The plane equation can be expressed as:

a(3x-4y+5z- 10)+b(2x+2y-3z-4)= 0

(3a+2b)x-(4a-2b)y+(5a-3b)z-( 10a+4b)= 0

If the straight line is set to: x=2y=3z=t, then the points on the straight line can be expressed as x=t, y=t/2, z=t/3, and the straight line is parallel to the upper plane.

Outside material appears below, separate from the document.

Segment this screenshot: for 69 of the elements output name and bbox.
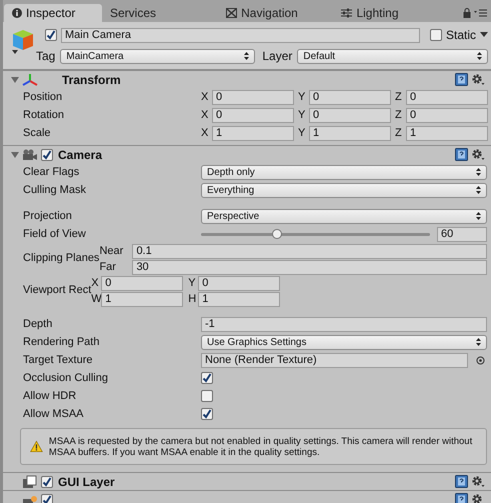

If you substitute the coordinates of these points into the left side of the equation, you should get a constant that is not 0:

(3a+2b) t-(4a-2b) t/2+(5a-3b) t/3-(10a+4b) = (8a/3+2b) t-(10a+4b) = constant,

So 8a/3+2b=0.

8a+6b=0,b=-8a/6=-4a/3,

Recursion: constant =-10a-4 (-4a/3) = a (-10+16/3) =-14a/3.

A is not 0.

Substitute into the previous equation:

(3a-8a/3)x-(4a+8a/3)y+(5a+4a)z-( 10a- 16a/3)= 0

Eliminate one:

x/3-20y/3+9z- 14/3=0

Multiply by 3

x-20y+27z- 14=0

1 1: the distance from point to point on a straight line = √ [(t-2) 2+(t-4) 2+(t-3) 2] = √ (3t2-18t+29) = √ [3 (t)

√ [3 (t-3) 2+2] ≥√2, and the minimum√ 2 is the distance from a point to a straight line.